Derivative of a constant is not zero

From my book

From The First Mean Value Theorem we deduce the means value theorem for derivatives (the law of the mean): $$ f(c)=\frac{1}{b-a} \int_{a}^{b} f(x) d x $$ Let us differentiate the two members of the equation : $f^{\prime}(c)=\frac{1}{b-a} \int_{a}^{b} f^{\prime}(x) d x$ $$ \Rightarrow f^{\prime}(c)=\frac{1}{b-a}[f(x)]_{a}^{b}=\frac{f(b)-f(a)}{b-a} $$

How can we differentiate constants (definite integral is a constant and $f(c)$ is a constant)?! Isn't that 0=0?

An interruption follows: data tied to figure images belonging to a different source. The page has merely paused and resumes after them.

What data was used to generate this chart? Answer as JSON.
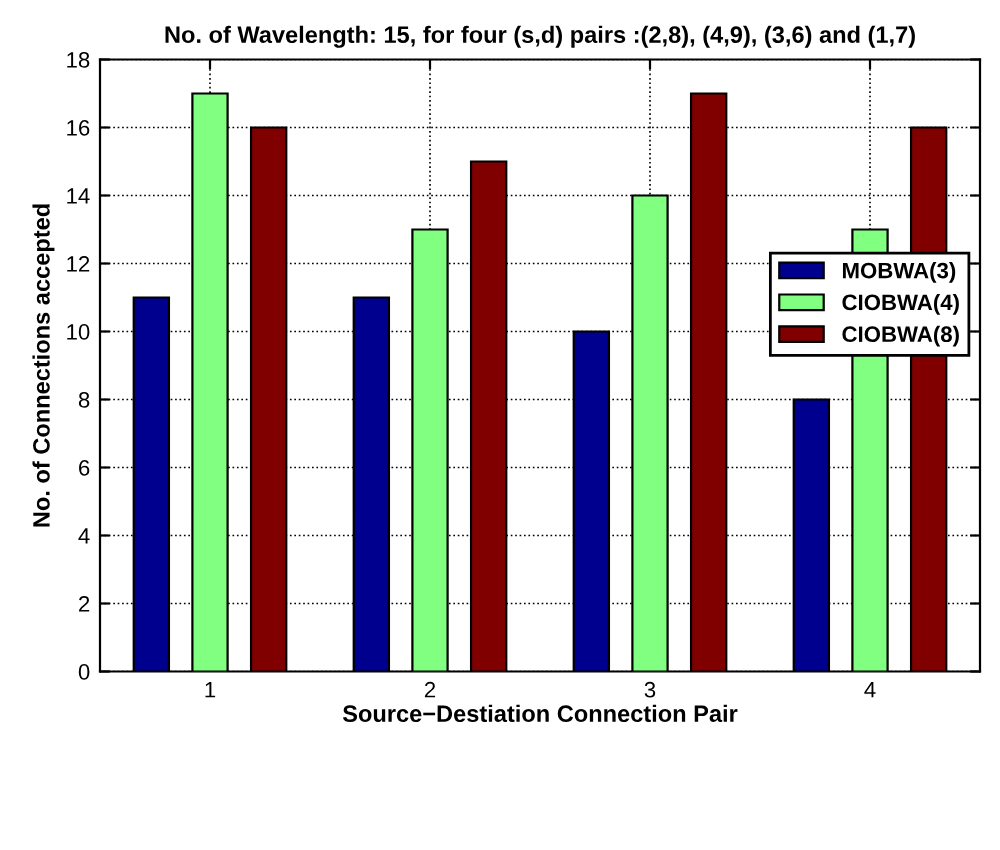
{
  "chart_data": {
    "type": "bar",
    "title": "No. of Wavelength: 15, for four (s,d) pairs :(2,8), (4,9), (3,6) and (1,7)",
    "xlabel": "Source−Destiation Connection Pair",
    "ylabel": "No. of Connections accepted",
    "categories": [
      "1",
      "2",
      "3",
      "4"
    ],
    "series": [
      {
        "name": "MOBWA(3)",
        "color": "#00008f",
        "values": [
          11,
          11,
          10,
          8
        ]
      },
      {
        "name": "CIOBWA(4)",
        "color": "#80ff80",
        "values": [
          17,
          13,
          14,
          13
        ]
      },
      {
        "name": "CIOBWA(8)",
        "color": "#800000",
        "values": [
          16,
          15,
          17,
          16
        ]
      }
    ],
    "ylim": [
      0,
      18
    ],
    "yticks": [
      0,
      2,
      4,
      6,
      8,
      10,
      12,
      14,
      16,
      18
    ],
    "grid": true,
    "legend": "right"
  }
}
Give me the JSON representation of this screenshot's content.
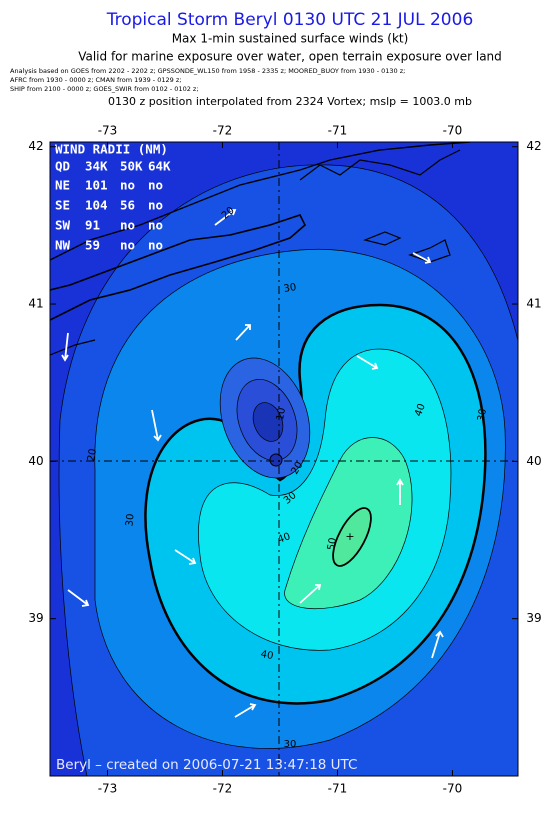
{
  "header": {
    "title": "Tropical Storm Beryl 0130 UTC 21 JUL 2006",
    "subtitle": "Max 1-min sustained surface winds (kt)",
    "validity": "Valid for marine exposure over water, open terrain exposure over land",
    "analysis_notes": [
      "Analysis based on  GOES from 2202 - 2202 z;  GPSSONDE_WL150 from 1958 - 2335 z;   MOORED_BUOY from 1930 - 0130 z;",
      "AFRC from 1930 - 0000 z;  CMAN from 1939 - 0129 z;",
      "SHIP from 2100 - 0000 z;  GOES_SWIR from 0102 - 0102 z;"
    ],
    "position_note": "0130 z position interpolated from 2324 Vortex; mslp = 1003.0 mb"
  },
  "map": {
    "xlim": [
      -73.5,
      -69.43
    ],
    "ylim": [
      38,
      42.03
    ],
    "xticks": [
      -73,
      -72,
      -71,
      -70
    ],
    "yticks": [
      42,
      41,
      40,
      39
    ],
    "contour_labels": [
      20,
      30,
      20,
      30,
      40,
      30,
      10,
      20,
      30,
      40,
      50,
      40,
      30
    ]
  },
  "wind_radii": {
    "title": "WIND RADII (NM)",
    "columns": [
      "QD",
      "34K",
      "50K",
      "64K"
    ],
    "rows": [
      [
        "NE",
        "101",
        "no",
        "no"
      ],
      [
        "SE",
        "104",
        "56",
        "no"
      ],
      [
        "SW",
        "91",
        "no",
        "no"
      ],
      [
        "NW",
        "59",
        "no",
        "no"
      ]
    ]
  },
  "footer": {
    "credit": "Beryl – created on 2006-07-21 13:47:18 UTC"
  }
}
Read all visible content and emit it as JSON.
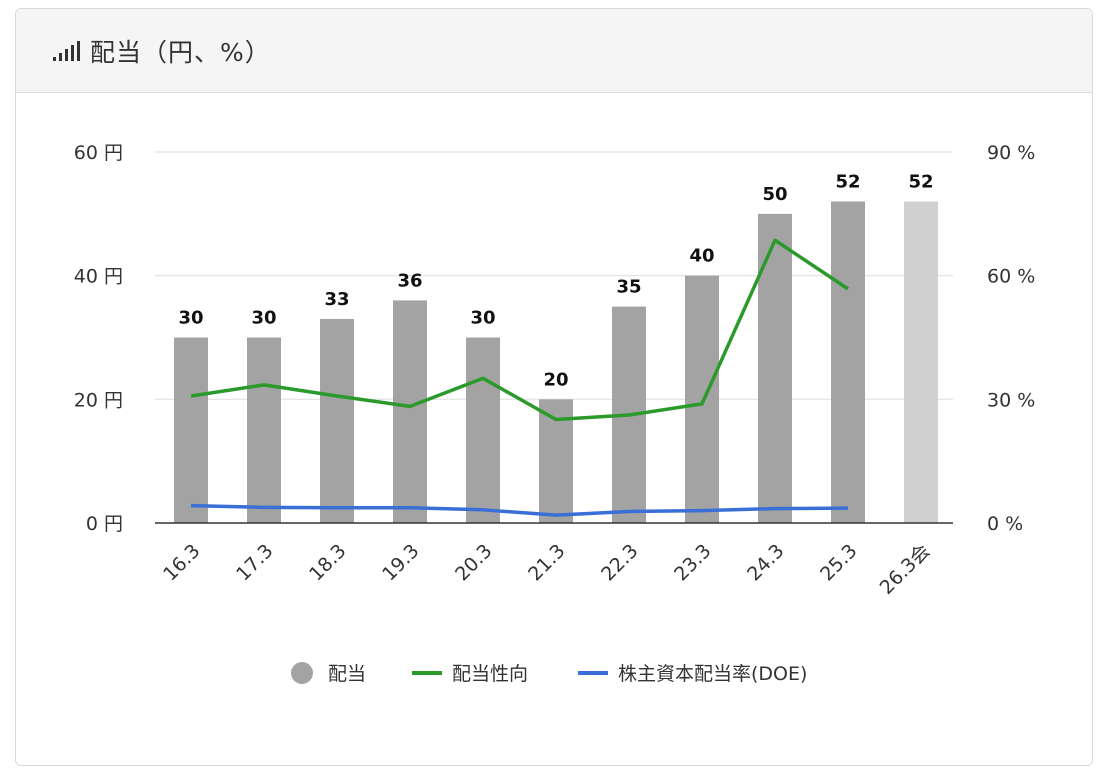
{
  "header": {
    "title": "配当（円、%）",
    "icon": "bar-chart-icon"
  },
  "chart_data": {
    "type": "bar",
    "title": "配当（円、%）",
    "categories": [
      "16.3",
      "17.3",
      "18.3",
      "19.3",
      "20.3",
      "21.3",
      "22.3",
      "23.3",
      "24.3",
      "25.3",
      "26.3会"
    ],
    "series": [
      {
        "name": "配当",
        "type": "bar",
        "axis": "left",
        "values": [
          30,
          30,
          33,
          36,
          30,
          20,
          35,
          40,
          50,
          52,
          52
        ],
        "labels": [
          "30",
          "30",
          "33",
          "36",
          "30",
          "20",
          "35",
          "40",
          "50",
          "52",
          "52"
        ],
        "colors": [
          "#a3a3a3",
          "#a3a3a3",
          "#a3a3a3",
          "#a3a3a3",
          "#a3a3a3",
          "#a3a3a3",
          "#a3a3a3",
          "#a3a3a3",
          "#a3a3a3",
          "#a3a3a3",
          "#d0d0d0"
        ]
      },
      {
        "name": "配当性向",
        "type": "line",
        "axis": "right",
        "color": "#2a9a2a",
        "values": [
          30.8,
          33.5,
          30.8,
          28.3,
          35.1,
          25.1,
          26.2,
          28.9,
          68.6,
          56.8,
          null
        ]
      },
      {
        "name": "株主資本配当率(DOE)",
        "type": "line",
        "axis": "right",
        "color": "#3a6fd8",
        "values": [
          4.2,
          3.8,
          3.7,
          3.7,
          3.2,
          1.9,
          2.8,
          3.0,
          3.5,
          3.6,
          null
        ]
      }
    ],
    "y_left": {
      "ylim": [
        0,
        60
      ],
      "ticks": [
        "0 円",
        "20 円",
        "40 円",
        "60 円"
      ],
      "values": [
        0,
        20,
        40,
        60
      ]
    },
    "y_right": {
      "ylim": [
        0,
        90
      ],
      "ticks": [
        "0 %",
        "30 %",
        "60 %",
        "90 %"
      ],
      "values": [
        0,
        30,
        60,
        90
      ]
    },
    "legend": {
      "position": "bottom",
      "items": [
        {
          "label": "配当",
          "marker": "circle",
          "color": "#a3a3a3"
        },
        {
          "label": "配当性向",
          "marker": "line",
          "color": "#2a9a2a"
        },
        {
          "label": "株主資本配当率(DOE)",
          "marker": "line",
          "color": "#3a6fd8"
        }
      ]
    },
    "grid": true
  }
}
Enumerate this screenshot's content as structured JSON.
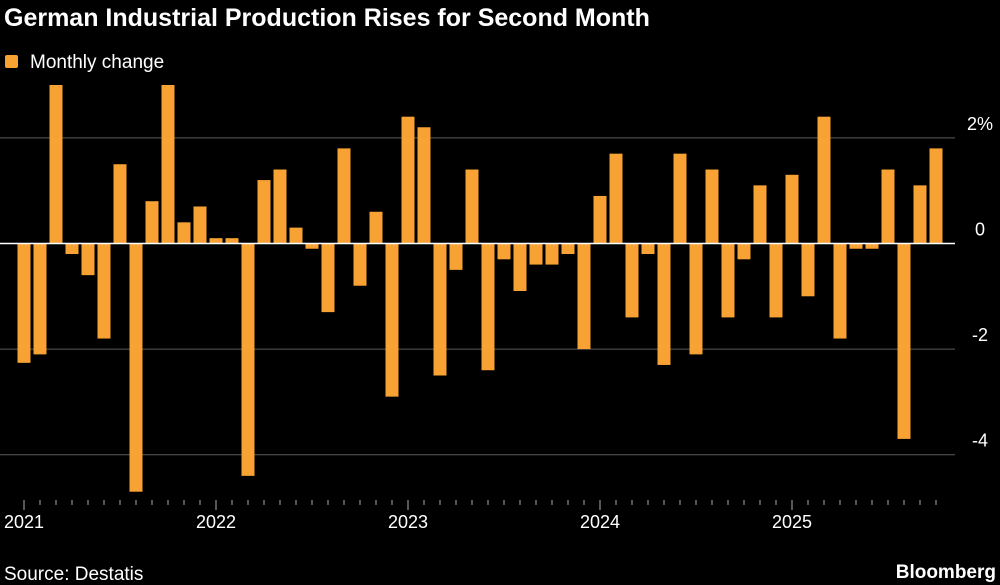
{
  "chart_data": {
    "type": "bar",
    "title": "German Industrial Production Rises for Second Month",
    "categories": [
      "2021",
      null,
      null,
      null,
      null,
      null,
      null,
      null,
      null,
      null,
      null,
      null,
      "2022",
      null,
      null,
      null,
      null,
      null,
      null,
      null,
      null,
      null,
      null,
      null,
      "2023",
      null,
      null,
      null,
      null,
      null,
      null,
      null,
      null,
      null,
      null,
      null,
      "2024",
      null,
      null,
      null,
      null,
      null,
      null,
      null,
      null,
      null,
      null,
      null,
      "2025",
      null,
      null,
      null,
      null,
      null,
      null,
      null,
      null,
      null
    ],
    "series": [
      {
        "name": "Monthly change",
        "color": "#f7a233",
        "values": [
          -2.26,
          -2.1,
          3.0,
          -0.2,
          -0.6,
          -1.8,
          1.5,
          -4.7,
          0.8,
          3.0,
          0.4,
          0.7,
          0.1,
          0.1,
          -4.4,
          1.2,
          1.4,
          0.3,
          -0.1,
          -1.3,
          1.8,
          -0.8,
          0.6,
          -2.9,
          2.4,
          2.2,
          -2.5,
          -0.5,
          1.4,
          -2.4,
          -0.3,
          -0.9,
          -0.4,
          -0.4,
          -0.2,
          -2.0,
          0.9,
          1.7,
          -1.4,
          -0.2,
          -2.3,
          1.7,
          -2.1,
          1.4,
          -1.4,
          -0.3,
          1.1,
          -1.4,
          1.3,
          -1.0,
          2.4,
          -1.8,
          -0.1,
          -0.1,
          1.4,
          -3.7,
          1.1,
          1.8
        ]
      }
    ],
    "ylim": [
      -4.8,
      3.0
    ],
    "yticks": [
      {
        "value": 2,
        "label": "2%"
      },
      0,
      -2,
      -4
    ],
    "grid": true,
    "source": "Source: Destatis",
    "credit": "Bloomberg"
  }
}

The equation you are starting out with is a property of continuous functions. For a continuous funtion $f$, choose some points $a < b$ such that $[a,b]$ is a subset of the domain of definition, and then it is a true statement that there exists a number $c\in [a,b]$ such that $$ f(c) = \frac{1}{b-a}\int_a^b f(t) dt$$ The number $c$ will usually depend in an unknown way on $a, b, $ and $f$ and need not be unique.

As you are correctly noted, the elements of this equation are considered constant, there is nothing which you may want to differentiate here (as you would get $0$ on each side).

What Hans Lundmark is pointing out in his comment is that you may apply this same statement to $f^\prime$, if that is a continuous function. You get exactly the same statement with $f^\prime$ instead of $f$ and a potentially different value of $c$ (which now depends on $a, b$ and $f^\prime$). In that case you may, in fact, apply the fundamental theorem of calculus which then yields, for a continuously differentiable function $f$. $$\exists\, c\in[a,b]:\quad f^\prime(c) = \frac{f(b)-f(c)}{b-a}$$ But this is a rather poor version of that theorem, since it assumes that $f^\prime$ is continuous. One can do better rather easily, see this wikipedia entry.